Estimate plasma osmolarity: 2·Na + glucose/18 + BUN/2.8.

Osmolaridade ≈ mOsm/L

Serum osmolality: calculation and osmolar gap

Calculated serum osmolality estimates the concentration of osmotically active solutes in plasma. Using Na⁺ (mEq/L), glucose (mg/dL), and urea/BUN (mg/dL): Osm_calc = 2·Na⁺ + Glucose/18 + Urea/2.8. The result is in mOsm/L. Normal range: 280–295 mOsm/L. The osmolar gap (measured − calculated) >10 mOsm/L suggests unmeasured osmoles: methanol, ethylene glycol, isopropanol, mannitol, iodinated contrast, or acute kidney injury. Hypernatremia (Na >145) causes cellular dehydration; hyponatremia (Na <135) drives cerebral edema. Example: Na 140, glucose 90, BUN 14 → Osm ≈ 2·140 + 90/18 + 14/2.8 = 290 mOsm/L (normal).

Clinical context

Used in emergency medicine (acute alcohol intoxication, toxic alcohol poisoning), ICU (dysnatremias, sepsis), nephrology and hemodialysis (osmolar shifts during ultrafiltration), and neurosurgery (mannitol dosing for intracranial hypertension). A widened osmolar gap with high anion gap metabolic acidosis is the classic signature of methanol or ethylene glycol poisoning, prompting fomepizole and dialysis.

FAQ

Osmolality or osmolarity? Osmolality (mOsm/kg of water) is measured by freezing-point depression; osmolarity (mOsm/L of solution) is what the formula returns. In plasma the values are nearly identical.
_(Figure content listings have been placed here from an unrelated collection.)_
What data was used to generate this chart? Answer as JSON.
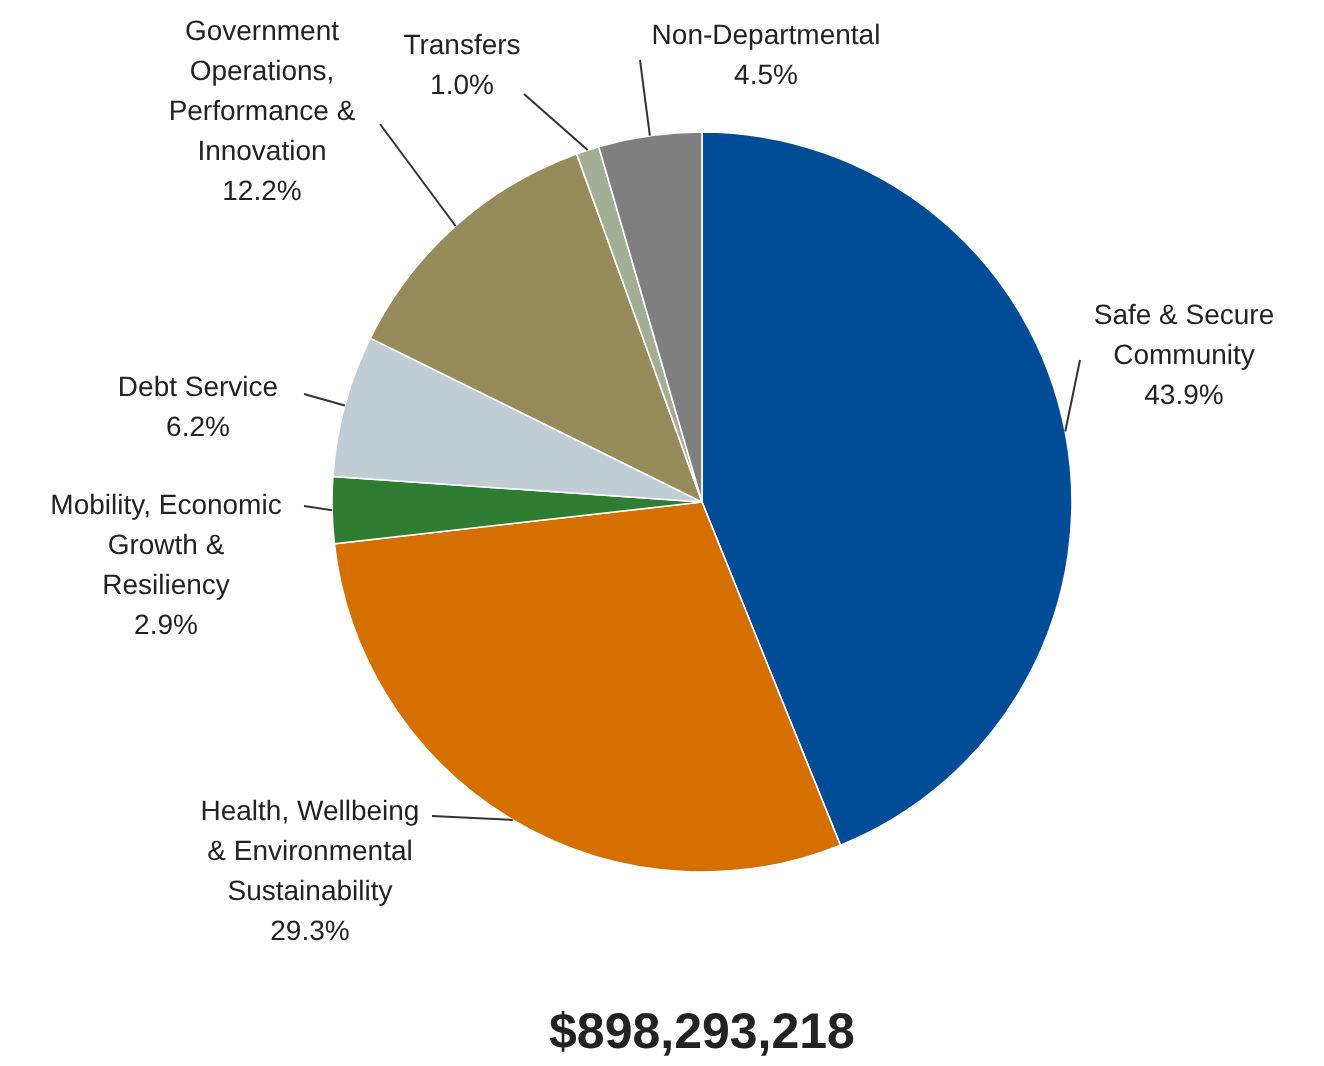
{
  "chart_data": {
    "type": "pie",
    "title": "$898,293,218",
    "categories": [
      "Safe & Secure Community",
      "Health, Wellbeing & Environmental Sustainability",
      "Mobility, Economic Growth & Resiliency",
      "Debt Service",
      "Government Operations, Performance & Innovation",
      "Transfers",
      "Non-Departmental"
    ],
    "values": [
      43.9,
      29.3,
      2.9,
      6.2,
      12.2,
      1.0,
      4.5
    ],
    "colors": [
      "#004c97",
      "#d46f00",
      "#2e7d32",
      "#c1cdd5",
      "#978b5b",
      "#a3ae97",
      "#7f7f7f"
    ],
    "value_labels": [
      "43.9%",
      "29.3%",
      "2.9%",
      "6.2%",
      "12.2%",
      "1.0%",
      "4.5%"
    ]
  }
}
Why divide glucose by 18 and urea by 2.8? Those are conversion factors from mg/dL to mmol/L based on molecular weight (glucose 180 g/mol; urea nitrogen 28 g/mol).

When is the osmolar gap most useful? In altered mental status with metabolic acidosis of unclear etiology — a gap >25 strongly suggests toxic alcohol ingestion until proven otherwise.